# Hereby



## wannabeint

Hello,

I am a native Czech, translating a contract amendment from CS to EN. I have never done that before, but it is a chance to try a little by little.

The uncertain phrase are these: 
*
*
*Article „1. paragraph 1.1 Persons authorized to act on behalf of the *Customer / contact persons“ is omitted in its full wording and is replaced by *new wording hereby: [The actual updated Article]

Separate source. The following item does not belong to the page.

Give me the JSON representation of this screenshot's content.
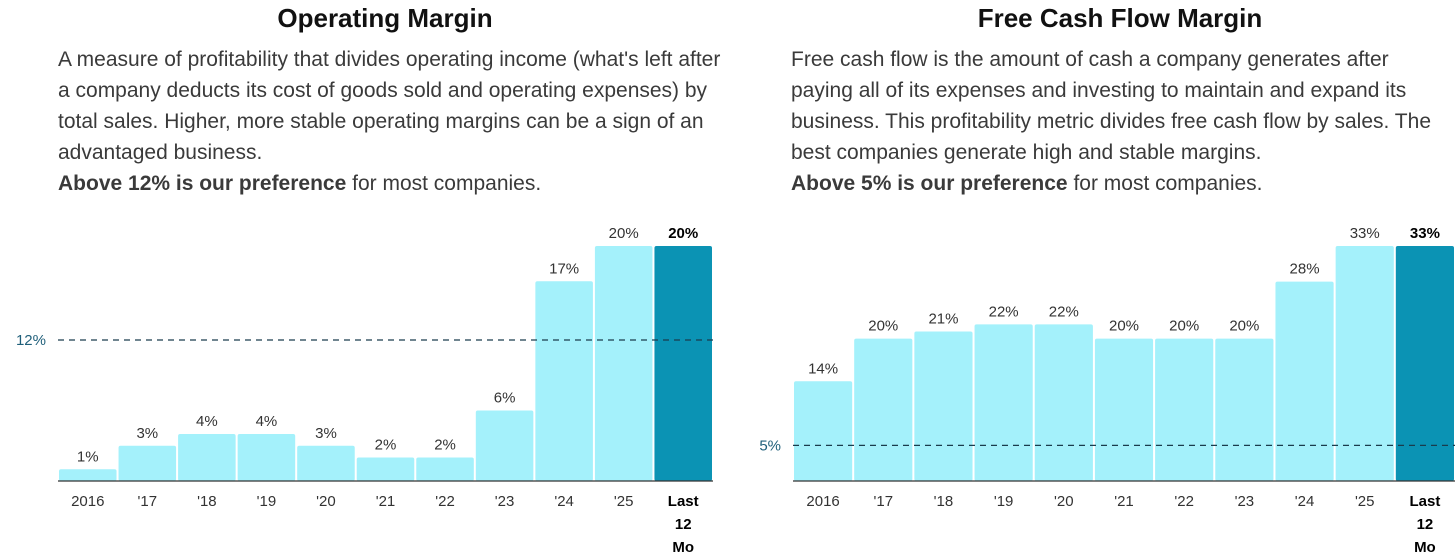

Is the phrase correct in legal English? What about the word "hereby" ? Can it be used as "following new wording" or "the new wording below" ?


----------



## wannabeint

The Czech original sentence is here:

Článek „1. odstavec 1.1 Osoby oprávněné jednat za objednatele/ kontaktní osoby“ se vypouští v plném znění a nahrazuje se novým zněním takto :

Does anyone have any idea?


----------



## wannabeint

The final version of the translation I chose to be sent away is: *
*
*
*
*Article „1. paragraph 1.1 Persons authorized to act on behalf of the Customer / contact persons“ is omitted in its full wording and is hereby replaced as follows:*


So that's it. Feel free to leave any comments about the final version of my translation. Thanks


----------



## booboobear

Ahoj,
doporučoval bych požádat o kontrolu správného anglického znění fórum "English only", nebo zkusit konzultovat na http://www.proz.com/.


----------



## wannabeint

Hmm, tam mi nikdo neporadil a nakonec mne admin vyhodil a přesunul do tohoto fóra. Asi je to příliš složitá formulace


----------



## booboobear

No jo, tak co zkusit ještě: http://www.usingenglish.com/forum/   ?


----------



## winpoj

Což takhle:

...shall be deleted in its entirety and replaced by the following:


----------